Ce sont donc les dispositions de droit commun qui s’appliquent à eux, au même titre que pour les fonctionnaires dont les activités syndicales sont inférieures à 70% d’un temps plein.

L’article L713-1 du CGFP dispose que « la rémunération des agents contractuels est fixée par l'autorité compétente en tenant compte des fonctions exercées, de la qualification requise pour leur exercice et de l'expérience de ces agents. / Elle peut tenir compte de leurs résultats professionnels et des résultats collectifs du service et évoluer au sein de l'administration, de la collectivité ou de l'établissement qui les emploie ».

En application des textes réglementaires applicables à chaque fonction publique, « le contrat détermine les conditions d'emploi de l'agent et notamment le montant de sa rémunération, en précisant chacun de ses éléments constitutifs, sa périodicité ainsi que ses modalités de versement. […] » (article 4 al 3 du décret n° 91-155 du 6 février 1991 relatif aux dispositions générales applicables aux agents contractuels de la fonction publique hospitalière ; v. également : article 4 du décret n° 86-83 du 17 janvier 1986 relatif aux dispositions générales applicables aux agents contractuels de l'État et l’article 3 du décret n°88-145 du 15 février 1988 relatif aux agents contractuels de la fonction publique territoriale).

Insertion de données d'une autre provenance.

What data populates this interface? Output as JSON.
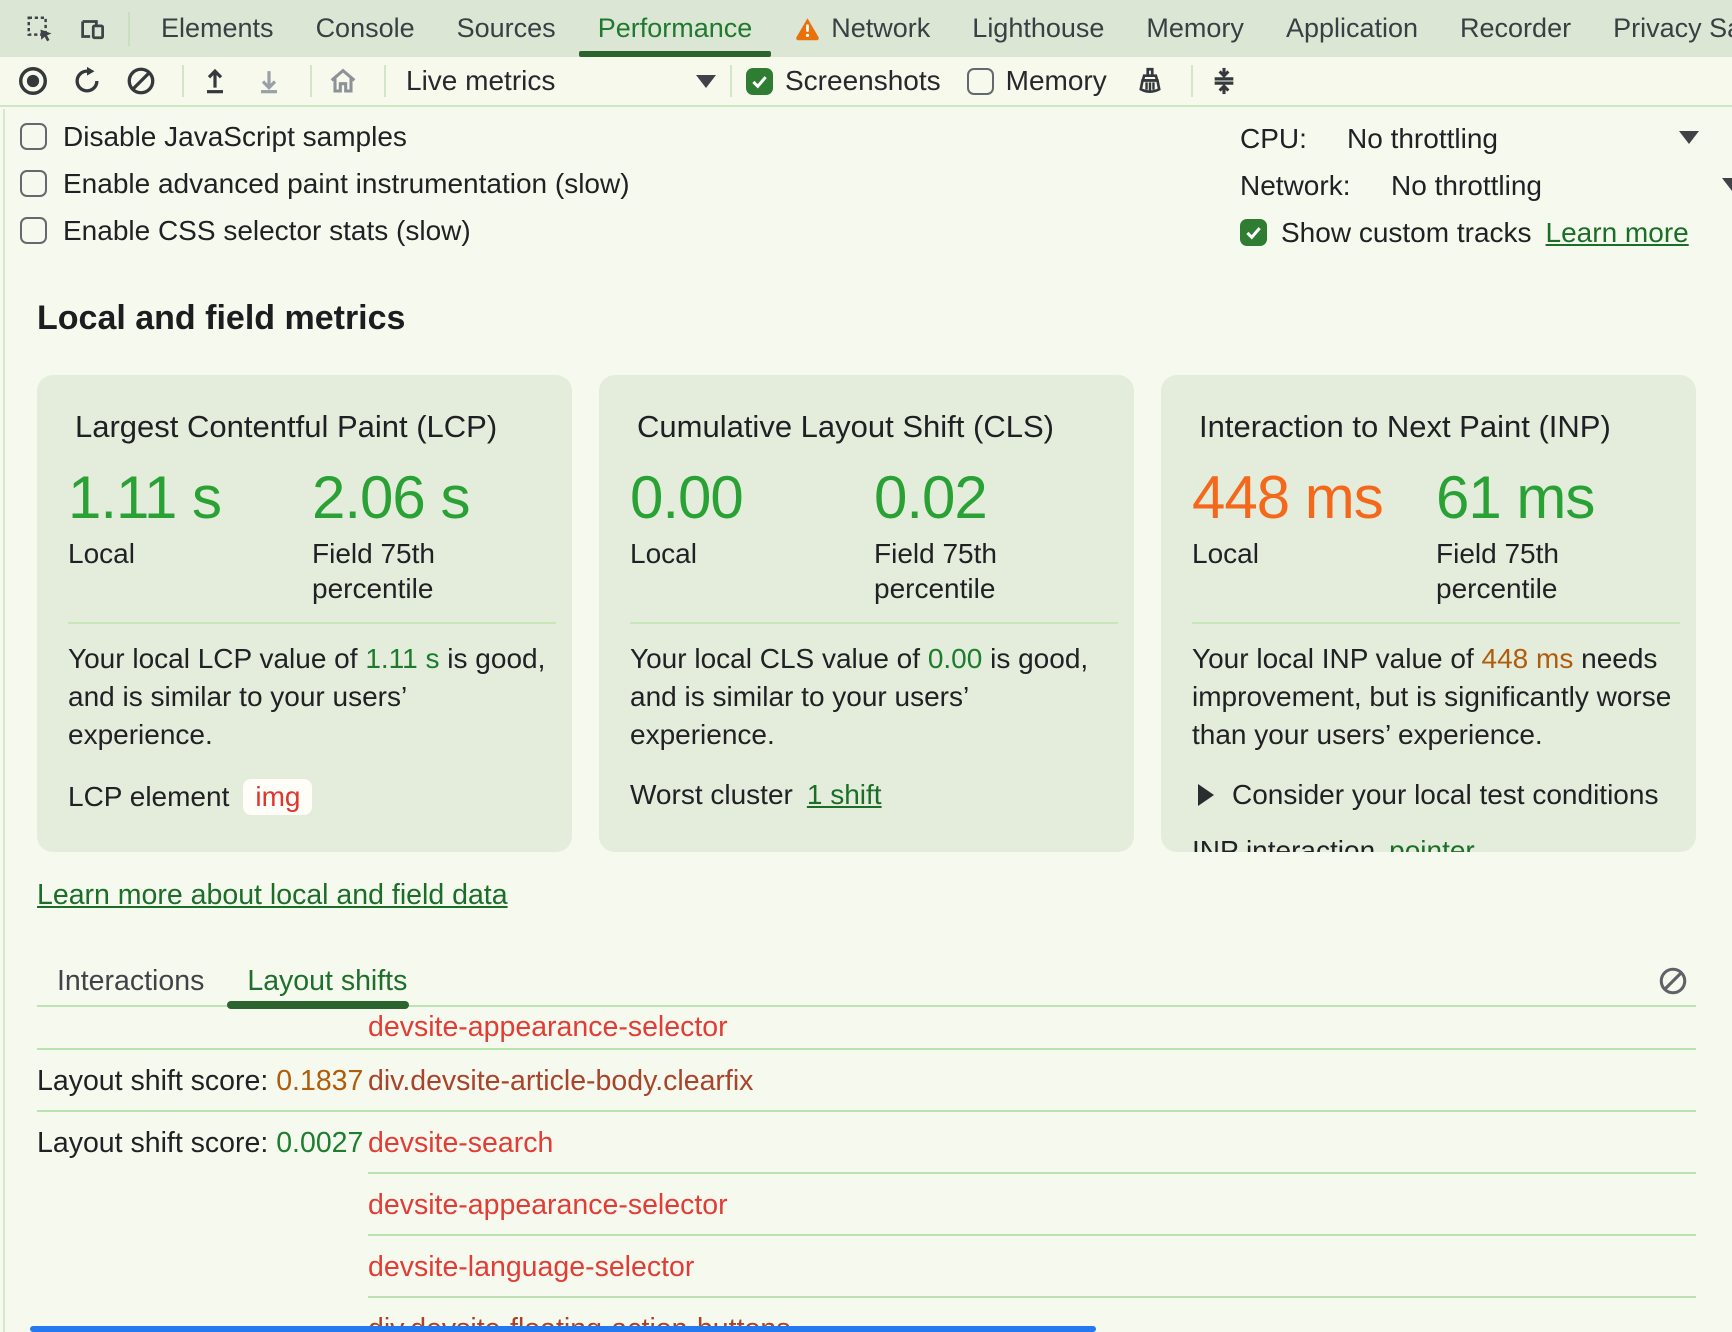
{
  "colors": {
    "good": "#29a135",
    "needs_improvement": "#f4681c",
    "inline_good": "#1b7d2c",
    "inline_needs": "#b05c0c",
    "link": "#1a6e28",
    "node_red": "#e13d36",
    "node_rust": "#a8432c",
    "score_orange": "#b05c0c",
    "score_green": "#1e7d2f",
    "accent": "#2c6430",
    "warning": "#e8710a"
  },
  "icons": {
    "inspect": "inspect-cursor",
    "device": "device-toolbar",
    "record": "record-circle",
    "reload": "reload-arrow",
    "clear": "circle-slash",
    "upload": "arrow-up-from-line",
    "download": "arrow-down-to-line",
    "home": "house",
    "gc": "broom",
    "shortcuts": "collapse-arrows",
    "dropdown": "triangle-down",
    "warning": "warning-triangle",
    "clear_log": "circle-slash",
    "disclosure": "triangle-right"
  },
  "devtools": {
    "tabbar": {
      "tabs": [
        {
          "label": "Elements"
        },
        {
          "label": "Console"
        },
        {
          "label": "Sources"
        },
        {
          "label": "Performance",
          "selected": true
        },
        {
          "label": "Network",
          "warning": true
        },
        {
          "label": "Lighthouse"
        },
        {
          "label": "Memory"
        },
        {
          "label": "Application"
        },
        {
          "label": "Recorder"
        },
        {
          "label": "Privacy Sandbox"
        }
      ]
    },
    "toolbar": {
      "live_metrics": "Live metrics",
      "screenshots": "Screenshots",
      "screenshots_checked": true,
      "memory": "Memory",
      "memory_checked": false
    },
    "settings": {
      "checkboxes": [
        {
          "label": "Disable JavaScript samples",
          "checked": false
        },
        {
          "label": "Enable advanced paint instrumentation (slow)",
          "checked": false
        },
        {
          "label": "Enable CSS selector stats (slow)",
          "checked": false
        }
      ],
      "cpu_label": "CPU:",
      "cpu_value": "No throttling",
      "network_label": "Network:",
      "network_value": "No throttling",
      "custom_tracks": {
        "label": "Show custom tracks",
        "checked": true,
        "link": "Learn more"
      }
    },
    "metrics": {
      "heading": "Local and field metrics",
      "learn_more": "Learn more about local and field data",
      "cards": [
        {
          "short": "lcp",
          "title": "Largest Contentful Paint (LCP)",
          "local": {
            "value": "1.11 s",
            "color": "good",
            "label": "Local"
          },
          "field": {
            "value": "2.06 s",
            "color": "good",
            "label": "Field 75th percentile"
          },
          "desc": {
            "pre": "Your local LCP value of ",
            "value": "1.11 s",
            "value_color": "inline_good",
            "post": " is good, and is similar to your users’ experience."
          },
          "extras": [
            {
              "type": "chip",
              "label": "LCP element",
              "value": "img"
            }
          ]
        },
        {
          "short": "cls",
          "title": "Cumulative Layout Shift (CLS)",
          "local": {
            "value": "0.00",
            "color": "good",
            "label": "Local"
          },
          "field": {
            "value": "0.02",
            "color": "good",
            "label": "Field 75th percentile"
          },
          "desc": {
            "pre": "Your local CLS value of ",
            "value": "0.00",
            "value_color": "inline_good",
            "post": " is good, and is similar to your users’ experience."
          },
          "extras": [
            {
              "type": "link",
              "label": "Worst cluster",
              "value": "1 shift"
            }
          ]
        },
        {
          "short": "inp",
          "title": "Interaction to Next Paint (INP)",
          "local": {
            "value": "448 ms",
            "color": "needs_improvement",
            "label": "Local"
          },
          "field": {
            "value": "61 ms",
            "color": "good",
            "label": "Field 75th percentile"
          },
          "desc": {
            "pre": "Your local INP value of ",
            "value": "448 ms",
            "value_color": "inline_needs",
            "post": " needs improvement, but is significantly worse than your users’ experience."
          },
          "extras": [
            {
              "type": "disclosure",
              "value": "Consider your local test conditions"
            },
            {
              "type": "link",
              "label": "INP interaction",
              "value": "pointer"
            }
          ]
        }
      ]
    },
    "log": {
      "tabs": [
        {
          "label": "Interactions"
        },
        {
          "label": "Layout shifts",
          "selected": true
        }
      ],
      "rows": [
        {
          "node": "devsite-appearance-selector",
          "node_color": "node_red",
          "sep": "full"
        },
        {
          "score_label": "Layout shift score: ",
          "score": "0.1837",
          "score_color": "score_orange",
          "node": "div.devsite-article-body.clearfix",
          "node_color": "node_rust",
          "sep": "full"
        },
        {
          "score_label": "Layout shift score: ",
          "score": "0.0027",
          "score_color": "score_green",
          "node": "devsite-search",
          "node_color": "node_red",
          "sep": "indent"
        },
        {
          "node": "devsite-appearance-selector",
          "node_color": "node_red",
          "sep": "indent"
        },
        {
          "node": "devsite-language-selector",
          "node_color": "node_red",
          "sep": "indent"
        },
        {
          "node": "div.devsite-floating-action-buttons",
          "node_color": "node_rust"
        }
      ]
    }
  }
}
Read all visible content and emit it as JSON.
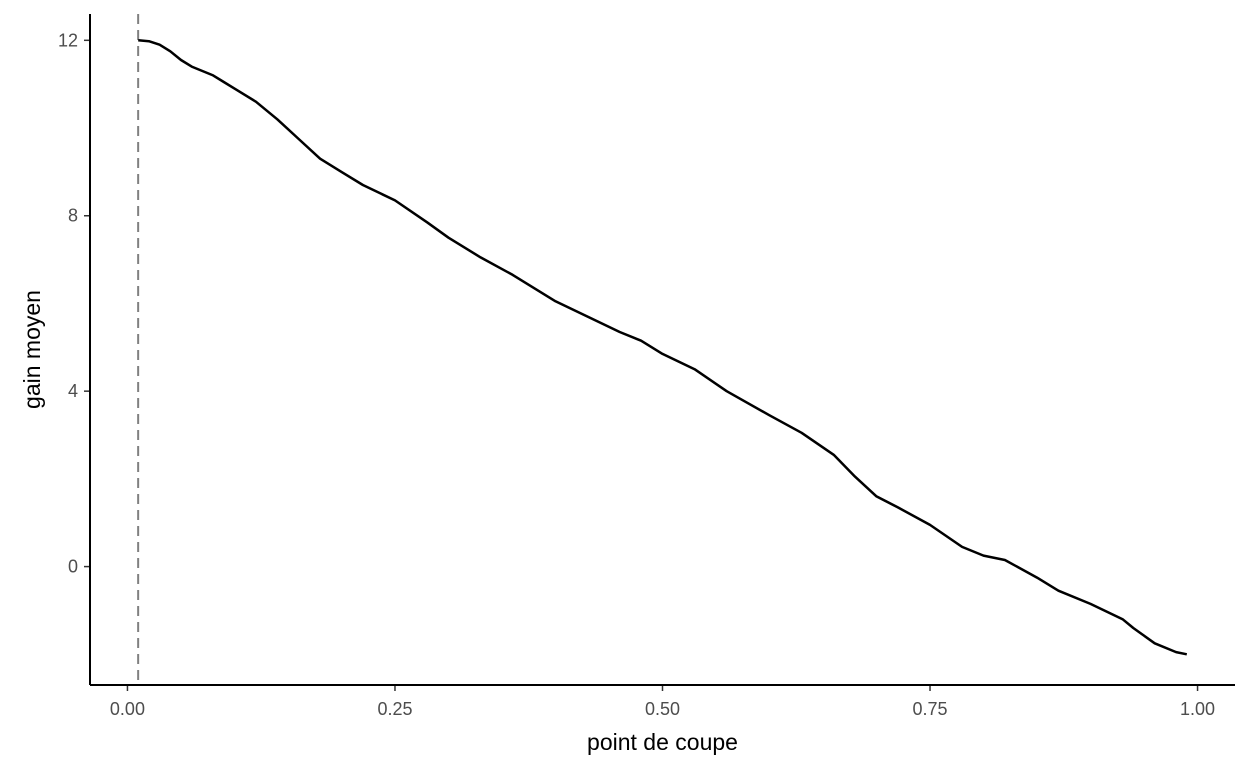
{
  "chart_data": {
    "type": "line",
    "title": "",
    "xlabel": "point de coupe",
    "ylabel": "gain moyen",
    "xlim": [
      -0.035,
      1.035
    ],
    "ylim": [
      -2.7,
      12.6
    ],
    "x_ticks": [
      0.0,
      0.25,
      0.5,
      0.75,
      1.0
    ],
    "x_tick_labels": [
      "0.00",
      "0.25",
      "0.50",
      "0.75",
      "1.00"
    ],
    "y_ticks": [
      0,
      4,
      8,
      12
    ],
    "y_tick_labels": [
      "0",
      "4",
      "8",
      "12"
    ],
    "grid": false,
    "legend": "none",
    "vline": {
      "x": 0.01,
      "style": "dashed",
      "color": "#808080"
    },
    "line_color": "#000000",
    "series": [
      {
        "x": [
          0.01,
          0.02,
          0.03,
          0.04,
          0.05,
          0.06,
          0.07,
          0.08,
          0.09,
          0.1,
          0.12,
          0.14,
          0.16,
          0.18,
          0.2,
          0.22,
          0.25,
          0.28,
          0.3,
          0.33,
          0.36,
          0.4,
          0.43,
          0.46,
          0.48,
          0.5,
          0.53,
          0.56,
          0.6,
          0.63,
          0.66,
          0.68,
          0.7,
          0.72,
          0.75,
          0.78,
          0.8,
          0.82,
          0.85,
          0.87,
          0.9,
          0.93,
          0.94,
          0.96,
          0.98,
          0.99
        ],
        "y": [
          12.0,
          11.98,
          11.9,
          11.75,
          11.55,
          11.4,
          11.3,
          11.2,
          11.05,
          10.9,
          10.6,
          10.2,
          9.75,
          9.3,
          9.0,
          8.7,
          8.35,
          7.85,
          7.5,
          7.05,
          6.65,
          6.05,
          5.7,
          5.35,
          5.15,
          4.85,
          4.5,
          4.0,
          3.45,
          3.05,
          2.55,
          2.05,
          1.6,
          1.35,
          0.95,
          0.45,
          0.25,
          0.15,
          -0.25,
          -0.55,
          -0.85,
          -1.2,
          -1.4,
          -1.75,
          -1.95,
          -2.0
        ]
      }
    ]
  }
}
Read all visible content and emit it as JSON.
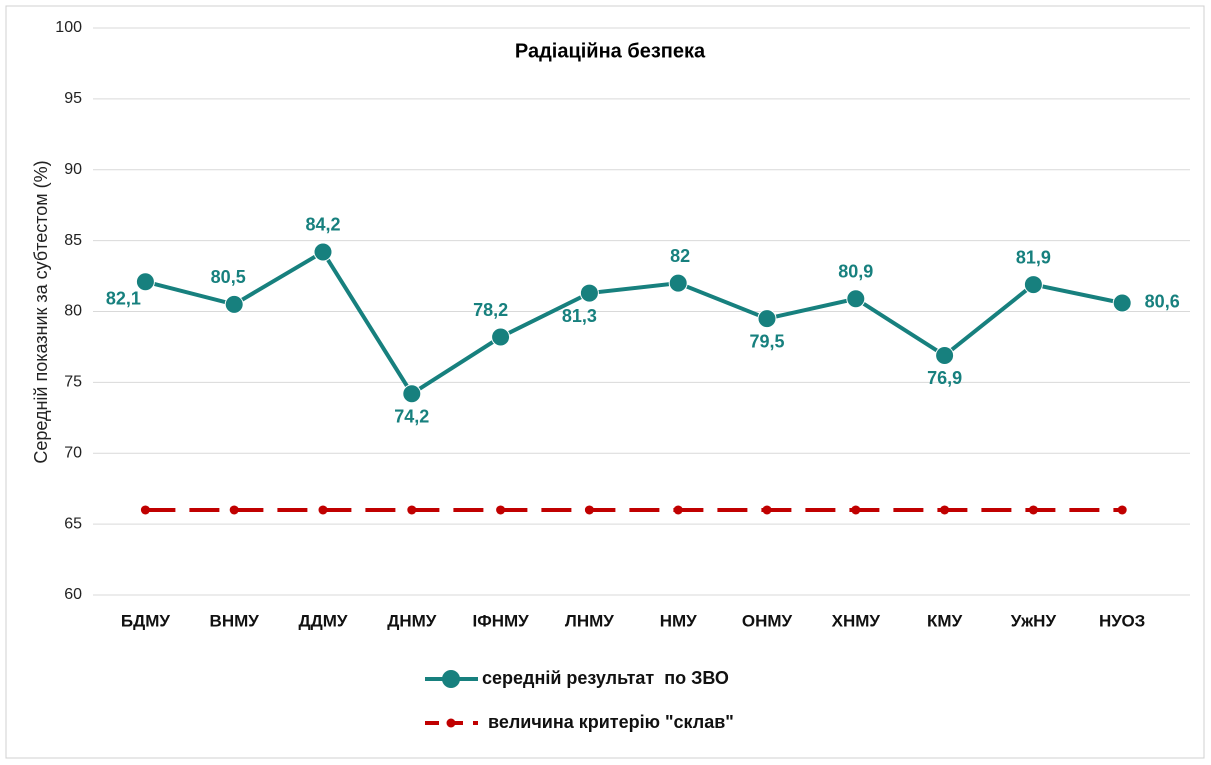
{
  "chart_data": {
    "type": "line",
    "title": "Радіаційна безпека",
    "y_label": "Середній показник за субтестом (%)",
    "categories": [
      "БДМУ",
      "ВНМУ",
      "ДДМУ",
      "ДНМУ",
      "ІФНМУ",
      "ЛНМУ",
      "НМУ",
      "ОНМУ",
      "ХНМУ",
      "КМУ",
      "УжНУ",
      "НУОЗ"
    ],
    "series": [
      {
        "name": "середній результат  по ЗВО",
        "color": "#17807e",
        "values": [
          82.1,
          80.5,
          84.2,
          74.2,
          78.2,
          81.3,
          82,
          79.5,
          80.9,
          76.9,
          81.9,
          80.6
        ],
        "value_labels": [
          "82,1",
          "80,5",
          "84,2",
          "74,2",
          "78,2",
          "81,3",
          "82",
          "79,5",
          "80,9",
          "76,9",
          "81,9",
          "80,6"
        ]
      },
      {
        "name": "величина критерію \"склав\"",
        "color": "#c00000",
        "dashed": true,
        "values": [
          66,
          66,
          66,
          66,
          66,
          66,
          66,
          66,
          66,
          66,
          66,
          66
        ]
      }
    ],
    "ylim": [
      60,
      100
    ],
    "yticks": [
      60,
      65,
      70,
      75,
      80,
      85,
      90,
      95,
      100
    ],
    "grid": true,
    "legend": "bottom"
  }
}
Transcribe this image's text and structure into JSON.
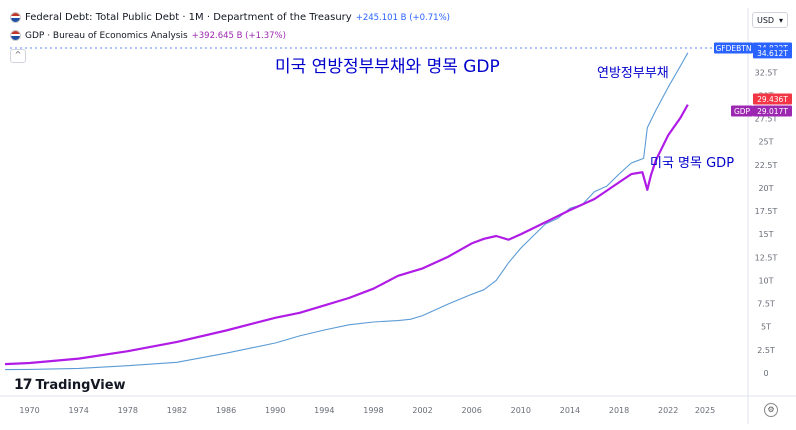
{
  "header": {
    "series1_name": "Federal Debt: Total Public Debt · 1M · Department of the Treasury",
    "series1_change": "+245.101 B (+0.71%)",
    "series2_name": "GDP · Bureau of Economics Analysis",
    "series2_change": "+392.645 B (+1.37%)",
    "currency": "USD",
    "collapse_glyph": "^",
    "currency_glyph": "▾"
  },
  "annotations": {
    "title": "미국 연방정부부채와 명목 GDP",
    "debt_label": "연방정부부채",
    "gdp_label": "미국 명목 GDP"
  },
  "branding": {
    "mark": "17",
    "name": "TradingView"
  },
  "settings_glyph": "⚙",
  "colors": {
    "debt": "#5b9bd5",
    "gdp": "#b01ce6",
    "debt_tag": "#2962ff",
    "gdp_tag": "#9c27b0",
    "price_tag": "#f23645",
    "annotation": "#0000cc"
  },
  "chart_data": {
    "type": "line",
    "x_range": [
      1968,
      2028.5
    ],
    "ylim": [
      -2.5,
      36
    ],
    "y_ticks": [
      "32.5T",
      "30T",
      "27.5T",
      "25T",
      "22.5T",
      "20T",
      "17.5T",
      "15T",
      "12.5T",
      "10T",
      "7.5T",
      "5T",
      "2.5T",
      "0"
    ],
    "y_tick_values": [
      32.5,
      30,
      27.5,
      25,
      22.5,
      20,
      17.5,
      15,
      12.5,
      10,
      7.5,
      5,
      2.5,
      0
    ],
    "x_ticks": [
      "1970",
      "1974",
      "1978",
      "1982",
      "1986",
      "1990",
      "1994",
      "1998",
      "2002",
      "2006",
      "2010",
      "2014",
      "2018",
      "2022",
      "2025"
    ],
    "x_tick_values": [
      1970,
      1974,
      1978,
      1982,
      1986,
      1990,
      1994,
      1998,
      2002,
      2006,
      2010,
      2014,
      2018,
      2022,
      2025
    ],
    "series": [
      {
        "name": "Federal Debt: Total Public Debt",
        "short_name": "GFDEBTN",
        "x": [
          1968,
          1970,
          1974,
          1978,
          1982,
          1986,
          1990,
          1992,
          1994,
          1996,
          1998,
          2000,
          2001,
          2002,
          2004,
          2006,
          2007,
          2008,
          2009,
          2010,
          2011,
          2012,
          2013,
          2014,
          2015,
          2016,
          2017,
          2018,
          2019,
          2020,
          2020.3,
          2021,
          2022,
          2023,
          2023.6
        ],
        "values": [
          0.35,
          0.38,
          0.48,
          0.78,
          1.14,
          2.13,
          3.23,
          4.0,
          4.64,
          5.2,
          5.5,
          5.65,
          5.8,
          6.2,
          7.4,
          8.5,
          9.0,
          10.0,
          11.9,
          13.5,
          14.8,
          16.1,
          16.7,
          17.8,
          18.2,
          19.6,
          20.2,
          21.5,
          22.7,
          23.2,
          26.5,
          28.4,
          30.9,
          33.2,
          34.612
        ],
        "last_label": "34.612T",
        "aux_label": "34.832T"
      },
      {
        "name": "GDP",
        "short_name": "GDP",
        "x": [
          1968,
          1970,
          1974,
          1978,
          1982,
          1986,
          1990,
          1992,
          1994,
          1996,
          1998,
          2000,
          2002,
          2004,
          2006,
          2007,
          2008,
          2009,
          2010,
          2012,
          2014,
          2016,
          2018,
          2019,
          2019.9,
          2020.3,
          2020.6,
          2021,
          2022,
          2023,
          2023.6
        ],
        "values": [
          0.95,
          1.07,
          1.55,
          2.35,
          3.35,
          4.58,
          5.96,
          6.5,
          7.3,
          8.1,
          9.1,
          10.5,
          11.3,
          12.5,
          14.0,
          14.5,
          14.8,
          14.4,
          15.0,
          16.3,
          17.6,
          18.8,
          20.6,
          21.5,
          21.7,
          19.8,
          21.4,
          23.0,
          25.7,
          27.6,
          29.017
        ],
        "last_label": "29.017T",
        "aux_label": "29.436T"
      }
    ]
  }
}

Pour rappel, l’article L212-1 du CGFP précise quant à lui que :

« Sous réserve des nécessités du service, l'agent public est réputé conserver sa position statutaire ou les stipulations de son contrat lorsque :

[…]

2° Enqualité d'agent contractuel, il bénéficie d'une décharge d'activité de servicesà titre syndical ;

3° Enqualité de fonctionnaire ou d'agent contractuel, il est mis à la dispositiond'une organisation syndicale ».

Aucune disposition réglementaire ne semble préciser davantage le régime indemnitaire des agents contractuels en décharge d’activité de service pour l’exercice d’une activité syndicale.

Le texte législatif est cependant très clair : l’agent public contractuel (ou non-titulaire) qui bénéficie d’une DAS ou est mis à disposition d’une organisation syndicale, conserve également le bénéfice des stipulations de son contrat de recrutement (et des éventuels avenants).

Au-delà du droit au maintien de sa rémunération, l’agent contractuel placé en décharge d’activité de service pour raisons syndicales, même à 100% d’un temps plein, est en droit de solliciter la revalorisation de sa rémunération dans le cadre du réexamen trisannuel de sa situation (TA Melun, 3 octobre 2013, n° 1102171). Si l’administration employeur peut refuser cette revalorisation, cela ne saurait être au motif que l’agent bénéficie d’une décharge totale d’activité pour raisons syndicales.